CARTOGRAFIA

Grottaferrata: la più antica carta catastale

 

 

LA PIU’ ANTICA CARTA CATASTALE  DEL TERRITORIO DI GROTTAFERRATA

(Angelo D’Ottavi)

 

 

Così recita il frontespizio della carta redatta dall’architetto Domenico Castelli nel 1630, su commissione dell’allora Cardinale Commendatario dell’Abbazia di Grottaferrata Francesco Barberini. Si tratta della prima vera carta catastale, in senso moderno, mappa che raccoglie tutti i possedimenti di proprietà dell’Abbazia, con i lotti perfettamente indicati e numerati, nonché, recanti i nomi dei possessori.
In origine, dei beni dell’Abbazia di Grottaferrata, esistevano elenchi nominativi, di incerta collocazione sul territorio, sempre commissionati da abbati commendatari per avere un minimo di controllo amministrativo sui possedimenti e sulle relative entrate dell’Abbazia.

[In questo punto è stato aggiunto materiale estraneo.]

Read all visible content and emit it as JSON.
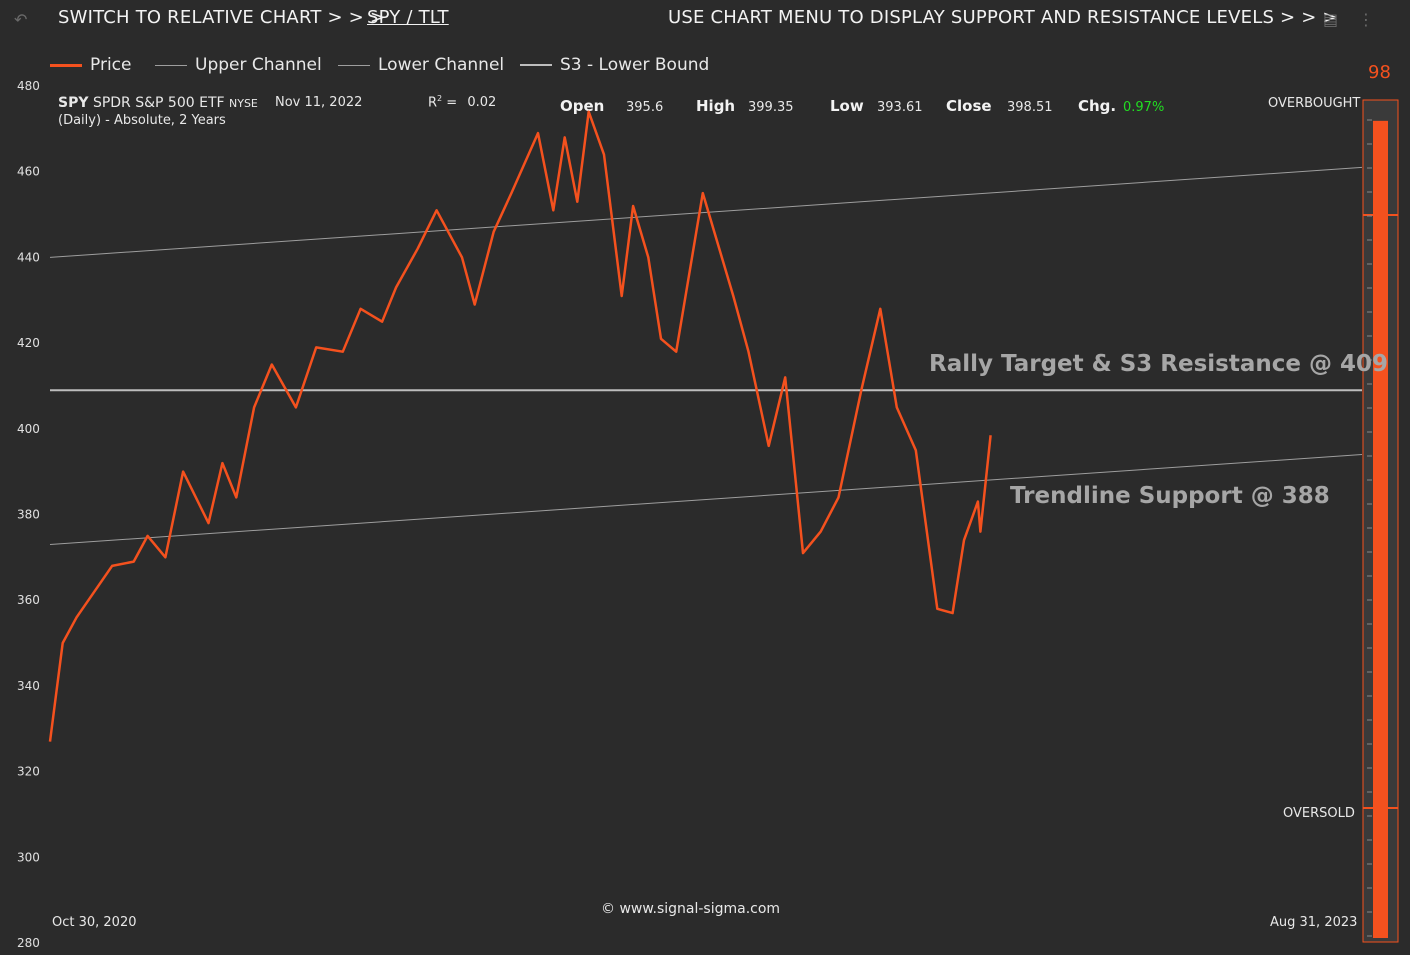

Il primo elenco organico fu commissionato dal primo abate commendatario dell’abbazia, il celebre cardinale greco Giovanni Bessarione, nell’intento di recuperare proprietà sfuggite al controllo dell’Abbazia, ed in particolar modo cercando di riordinare l’amministrazione; questo compito durò dal 28 agosto 1472 al 18 novembre 1472 con la morte del cardinale. Questo elenco venne denominato “Platea” o “Regestum Bessarionis”, sotto la supervisione dell’arcivescovo Niccolò Perotti incaricato, appunto, da Bessarione.

Ma questo Regestum Bessarionis, anche se articolato e minuzioso, restava un elenco di beni e proprietà di incerta collocazione. Solo con la nomina ad Abate del cardinale Francesco Barberini nel 1627, e con l’incarico affidato all’Architetto Domenico Castelli, si realizzò la prima mappa catastale, intesa in senso moderno, dei beni dell’Abbazia di Grottaferrata presenti sul solo territorio tuscolano.

Solamente nel 1.828 si vedrà una mappa così particolareggiata del territorio di Grottaferrata, redatta dall’Ingegnere Romano Pietro Fortuna. 

 

 

La mappa dell’Architetto Domenico Castelli, di grandissime dimensioni, composta da fogli uniti tra loro, purtroppo in condizioni di difficile lettura per il trascorrere del tempo, è ora conservata nella Biblioteca del Monumento Nazionale di Grottaferrata; essa risulta restituita alla sua leggibilità originale da un lavoro di ricostruzione, realizzata da chi scrive, effettuato su una copia della mappa. 

 

 

Per la ricostruzione completa della mappa, soprattutto su alcune aree dove il disegno originale era praticamente scomparso, ci siamo potuti avvalere di altre carte dell’epoca, ed in particolare, della carta dell’Architetto Picchetti che, come lo stesso Arch. Picchetti riporta, è derivata dalla mappa più completa dell’Arch. Castelli.

 

 

Questa mappa non è l’originale dell’Architetto Domenico Castelli, ma una copia fatta realizzare da un altro Abate commendatario, il Cardinale Carlo Rezzonico nel 1763; il lavoro fu realizzato da un monaco, Tommaso Gatta, in base all’originale conservato a palazzo Barberini di Palestrina.

 

 

La pianta, inoltre, era colorata per evidenziare i tipi di coltivazioni e d’uso del terreno, come risulta dalla dicitura della scala di redazione della carta. Purtroppo nulla rimane dei colori originali, nemmeno piccole tracce, ad eccezione della rosa dei venti dove si evidenzia un residuo di rosso d’ocra. Forse, lavorando sulla carta originale con tecniche sofisticate, si potrebbero trovare tracce dei colori originali, da riportare sui terreni con la stessa destinazione colturale, così da riportare l’intera carta al suo splendore originale.

In essa sono riportate, con grande dettaglio, le strade, i corsi d’acqua, i toponimi, le aree coltivate e quelle boscate, gli edifici e gli opifici esistenti, e, particolare importantissimo, i possessori o coltivatori dei terreni, espressi con il loro nome. Gli stessi possessori delle aree coltivate, vengono riportati in tre grandi tabelle sistemate nella grande carta catastale, oggi di difficile lettura.

 

 

Fortunatamente, per sostituire queste tabelle, esiste presso la Biblioteca Apostolica Vaticana un allegato alla carta del Castelli a formare un unico documento, un piccolo libricino che riporta in maniera più completa tutti i nominativi della carta.

L’importanza della carta, oltre a mostrare la situazione del territorio di Grottaferrata nel 1630, è quella di aver riportato i toponimi esistenti all’epoca, e, soprattutto, di aver documentato in maniera completa i cognomi degli abitanti dell’area, fornendo uno spaccato demografico completo del periodo.